Foi uma semana com a fartura que qualquer jornalista pediu a zeus. A temperatura do noticiário esquentou na terça-feira (26) com a decisão do presidente da Câmara, deputado Eduardo Cunha (PMDB-RJ), de começar a votar a tão esperada reforma política e ferveu no dia seguinte, quando a cavalaria americana invadiu os domínios do forte apache mundial do futebol, a Fifa.
A Folha foi bem no thriller esportivo, mas ficou aquém no novelão político. A cobertura da votação da reforma –apontada há anos como indispensável para corrigir distorções do sistema eleitoral– resultou desenxabida, sem a dimensão e o destaque que o jornal costuma conferir aos temas que julga mais relevantes. A notícia veio básica, sem análise ou diferencial. A impressão é que, como a comissão de deputados que trabalhava no projeto de reforma, o jornal também foi atropelado pelo protagonismo intempestivo de Cunha.
À exceção da edição de quarta-feira (27), quando ganhou destaque no alto da “Primeira Página” a notícia de que a Câmara havia rejeitado o distritão patrocinado pelo PMDB, o balanço foi de chamadas modestas e de menor visibilidade. Na sexta, a reforma ganhou mais espaço, mas continuou no pé da página.

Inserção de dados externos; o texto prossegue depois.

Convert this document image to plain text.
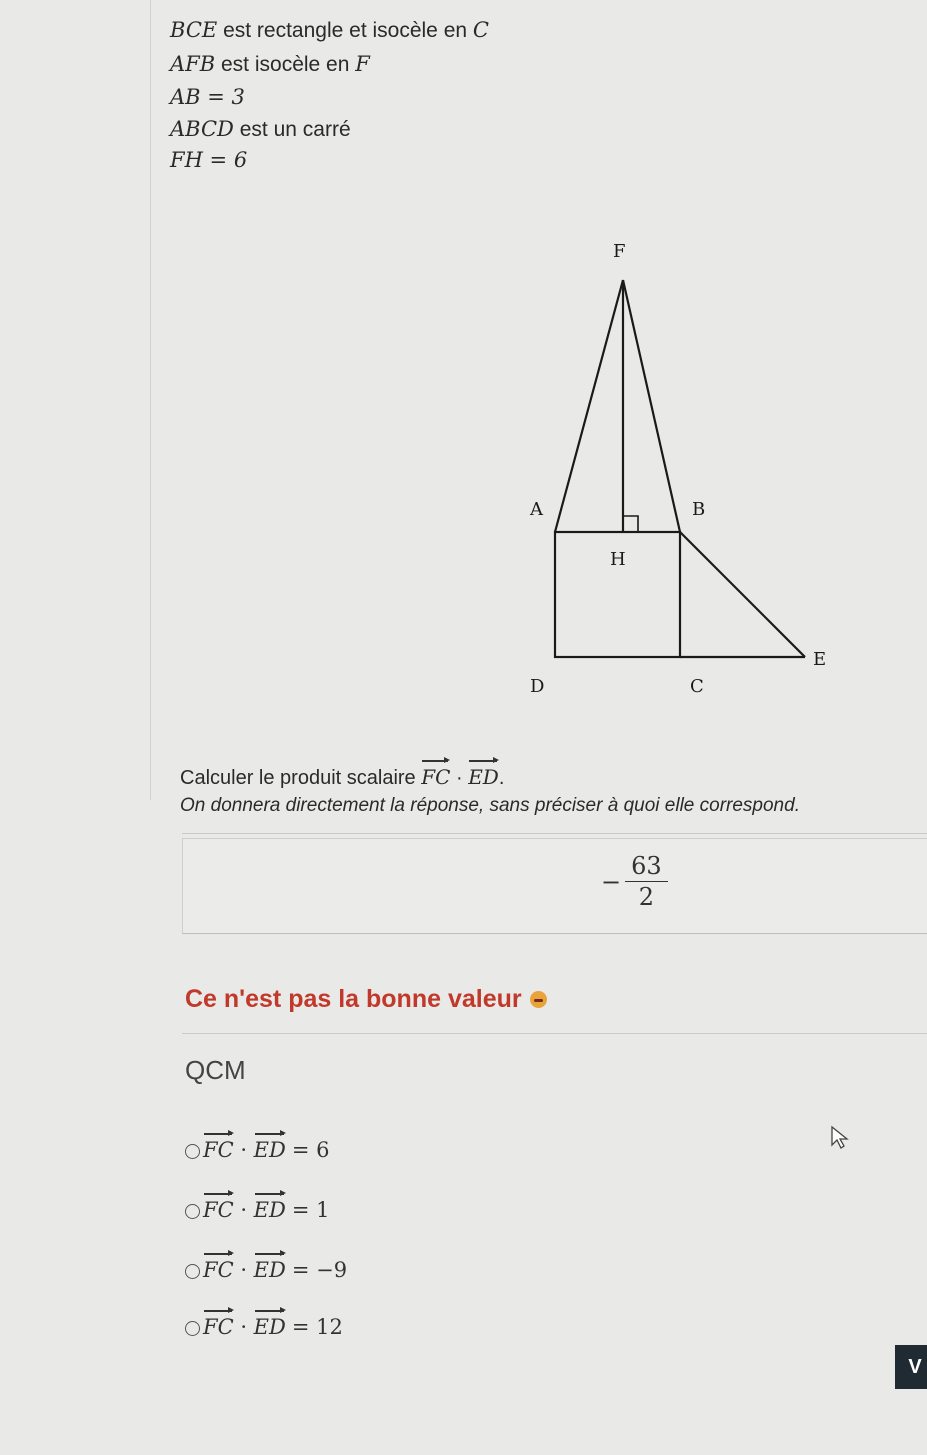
BCE est rectangle et isocèle en C
AFB est isocèle en F
AB = 3
ABCD est un carré
FH = 6
F
A	B
H
E
D	C
Calculer le produit scalaire FC · ED.
On donnera directement la réponse, sans préciser à quoi elle correspond.
− $\frac{63}{2}$
Ce n'est pas la bonne valeur
QCM
FC · ED = 6
FC · ED = 1
FC · ED = −9
FC · ED = 12
V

A aprovação do fim da reeleição em primeiro turno padeceu da mesma penúria, soterrada que foi pela erupção do caso Fifa. Não cola aqui o argumento de que isso ocorreu porque o resultado final depende de mais duas votações, uma delas no Senado: o resultado (452 a 19 votos) não deixou dúvidas sobre o apoio à proposta, encampada por todos os partidos nas duas Casas.
Entre Fifa e reeleição, pode-se até discutir qual era, ao fim e ao cabo, o assunto mais importante, mas a decisão de dar o escândalo esportivo na manchete é justificável: tratava-se de fato inédito, surpreendente e de grande interesse. Assim como a reforma política, a corrupção das instituições que gerem o futebol era uma bola cantada que enfim desencantou.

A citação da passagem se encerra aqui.